I am not pretty. Yet another comment out of your hands. Beauty is in the eye of the beholder, and as long as there is one person in the world who thinks you are attractive, you cannot justify that comment either. Also, compare Cosmopolitan's "beauty" with Michaelangelo's...whose standard are we looking for? Beauty is something that cannot be captured consistently from person to person and year to year.

I am not smart. Oh please! Do I need to say: that everyone has a skill that they do better than anyone else, and also that everyone has someone who can do it better than them.

I am not kind. Everyone has treated someone/something nicely at least once in life. Be it animals, people, collectibles, there is always something that brings out the nice part of you.

I do not care. Then why are you writing?

I can still accomplish what I set out to do then, as my friend does now. I can still shout in the world's face and try to shake them into seeing the futility in their efforts for pointless accomplishments and possessions. But you will find, as I did, that the best way to do that is to not put off all their labels and definitions and show that you are beyond them, but rather to share your humanity and embrace the parts of yourself that are normal, pretty, smart, kind and caring. Say that you are, part what they would like to make you and call you, but it comes with the territory of being a person, and there is nothing wrong, or unworthy about that. You are not pretty and smart because they say to be so, you are, because you are. And there will always be parts of you that remain pretty and smart.
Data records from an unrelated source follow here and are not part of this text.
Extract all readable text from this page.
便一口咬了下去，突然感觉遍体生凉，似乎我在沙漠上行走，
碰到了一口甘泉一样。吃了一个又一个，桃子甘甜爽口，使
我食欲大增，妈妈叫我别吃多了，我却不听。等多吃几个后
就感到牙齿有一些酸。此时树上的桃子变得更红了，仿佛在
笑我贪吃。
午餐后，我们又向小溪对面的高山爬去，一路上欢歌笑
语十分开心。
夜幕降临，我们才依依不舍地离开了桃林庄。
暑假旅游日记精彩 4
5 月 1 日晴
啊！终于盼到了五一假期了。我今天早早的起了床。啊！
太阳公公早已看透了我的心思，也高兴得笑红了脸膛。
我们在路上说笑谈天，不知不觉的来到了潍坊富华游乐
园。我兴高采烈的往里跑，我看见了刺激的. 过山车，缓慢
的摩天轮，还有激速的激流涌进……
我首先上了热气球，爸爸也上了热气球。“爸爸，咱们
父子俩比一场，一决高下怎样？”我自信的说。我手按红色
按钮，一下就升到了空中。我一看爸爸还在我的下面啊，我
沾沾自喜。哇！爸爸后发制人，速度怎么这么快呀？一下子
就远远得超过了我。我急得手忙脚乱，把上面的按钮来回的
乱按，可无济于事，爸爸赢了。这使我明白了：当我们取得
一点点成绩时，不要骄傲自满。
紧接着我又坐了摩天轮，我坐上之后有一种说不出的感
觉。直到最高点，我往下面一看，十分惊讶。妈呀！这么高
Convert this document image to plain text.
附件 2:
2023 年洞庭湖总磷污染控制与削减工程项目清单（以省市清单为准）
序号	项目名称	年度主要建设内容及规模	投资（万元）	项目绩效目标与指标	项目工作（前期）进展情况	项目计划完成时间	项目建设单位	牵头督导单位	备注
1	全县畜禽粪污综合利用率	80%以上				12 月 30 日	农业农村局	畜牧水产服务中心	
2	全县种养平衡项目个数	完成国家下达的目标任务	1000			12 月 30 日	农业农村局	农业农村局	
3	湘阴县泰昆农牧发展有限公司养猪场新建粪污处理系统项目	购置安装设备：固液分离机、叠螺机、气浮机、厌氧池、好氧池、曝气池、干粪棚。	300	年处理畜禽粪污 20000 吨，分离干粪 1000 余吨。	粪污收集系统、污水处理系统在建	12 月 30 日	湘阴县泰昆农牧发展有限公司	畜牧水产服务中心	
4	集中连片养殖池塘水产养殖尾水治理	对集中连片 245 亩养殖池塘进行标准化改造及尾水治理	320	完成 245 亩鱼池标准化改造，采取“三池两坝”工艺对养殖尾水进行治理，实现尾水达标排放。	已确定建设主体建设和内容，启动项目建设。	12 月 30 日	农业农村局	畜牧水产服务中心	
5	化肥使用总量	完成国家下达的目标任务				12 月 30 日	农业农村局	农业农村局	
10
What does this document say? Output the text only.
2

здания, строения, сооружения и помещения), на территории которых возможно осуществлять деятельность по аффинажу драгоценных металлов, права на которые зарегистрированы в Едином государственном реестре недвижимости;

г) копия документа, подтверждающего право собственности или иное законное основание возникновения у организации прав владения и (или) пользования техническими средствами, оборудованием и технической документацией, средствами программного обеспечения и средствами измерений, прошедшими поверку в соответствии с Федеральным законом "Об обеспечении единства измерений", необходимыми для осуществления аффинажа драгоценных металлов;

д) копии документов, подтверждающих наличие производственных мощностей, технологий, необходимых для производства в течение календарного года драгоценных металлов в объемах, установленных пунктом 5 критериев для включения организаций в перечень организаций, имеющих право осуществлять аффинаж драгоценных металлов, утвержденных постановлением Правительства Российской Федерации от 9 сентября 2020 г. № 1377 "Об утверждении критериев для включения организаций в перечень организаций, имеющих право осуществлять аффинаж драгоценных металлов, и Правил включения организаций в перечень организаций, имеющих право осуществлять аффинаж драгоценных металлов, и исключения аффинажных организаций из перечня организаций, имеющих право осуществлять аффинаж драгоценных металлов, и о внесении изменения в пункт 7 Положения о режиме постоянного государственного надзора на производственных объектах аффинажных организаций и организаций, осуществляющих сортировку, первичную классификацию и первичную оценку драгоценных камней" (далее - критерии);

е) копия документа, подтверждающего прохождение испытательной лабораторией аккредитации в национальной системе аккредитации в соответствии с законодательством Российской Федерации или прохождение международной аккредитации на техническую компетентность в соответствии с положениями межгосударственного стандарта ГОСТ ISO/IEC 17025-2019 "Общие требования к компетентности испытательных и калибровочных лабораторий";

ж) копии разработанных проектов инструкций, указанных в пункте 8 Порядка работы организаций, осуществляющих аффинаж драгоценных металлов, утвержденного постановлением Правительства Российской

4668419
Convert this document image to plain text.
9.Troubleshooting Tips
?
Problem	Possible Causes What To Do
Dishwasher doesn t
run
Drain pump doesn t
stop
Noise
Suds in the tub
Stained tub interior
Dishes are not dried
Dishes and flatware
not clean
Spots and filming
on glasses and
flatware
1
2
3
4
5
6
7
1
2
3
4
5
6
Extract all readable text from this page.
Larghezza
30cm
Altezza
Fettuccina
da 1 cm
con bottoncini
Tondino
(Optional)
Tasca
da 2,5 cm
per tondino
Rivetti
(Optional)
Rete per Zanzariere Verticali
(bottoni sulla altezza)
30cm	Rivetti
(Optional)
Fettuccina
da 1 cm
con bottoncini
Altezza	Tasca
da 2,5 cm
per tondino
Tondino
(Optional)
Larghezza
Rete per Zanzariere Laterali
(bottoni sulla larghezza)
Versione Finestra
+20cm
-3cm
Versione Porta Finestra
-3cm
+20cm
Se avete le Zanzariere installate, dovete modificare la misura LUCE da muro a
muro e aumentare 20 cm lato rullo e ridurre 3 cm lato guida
What's more important is that you accept that, and it does nothing but enhance the "true you" that is nothing secular or commonplace but, purely remarkable.

inetgrate every color, shade and hue that exists in nature, and paint the masterpeice that is life and living.

Sunday, March 27, 2005

I have my music back again. Easter is good. Great, even.

Now if you would excuse me, I am going to paint a mural in the air with the paints I locked away for 40 days. Masterful...

Tuesday, March 15, 2005

super sunny day

...well at least in comparison to the past week of cold misery. And I can't enjoy it. I can't enjoy the sun, because I have to sit in dark classrooms in basements, or without windows for hours. And then I have to sit in my room ( you remember, the one with the beautiful view of the dumpster) and stare at this screen for hours, and then when I want to get a decent burrito, I can't do that without plunging into the daylight free basement of towers. That's sad. There is nothing philosophical about it, or intriguing, and its not a comment on society, I just think its sad.

I also think that its sad when you spend so much time doing things for the next day and the next day, that you totally loose out on the chance to do something for this day. When the present day turns into nothing but an opportunity to accomplish something more for the next day.

And socks with holes in them. They are sad too. A perfectly good sock, probably with a kickin' pattern, totally shot, cause of one lil hole. The rest of the fabric is fine, but that one little gap where your random toe juts out manages to ruin the whole thing.

these colors...they are the little random tears, or holes that have punched themselves through the canvas. The part in the corner where someone's coat got stuck and ripped at the edge. They are not colors, but rather, the unplanned, unwelcomed, absense of color.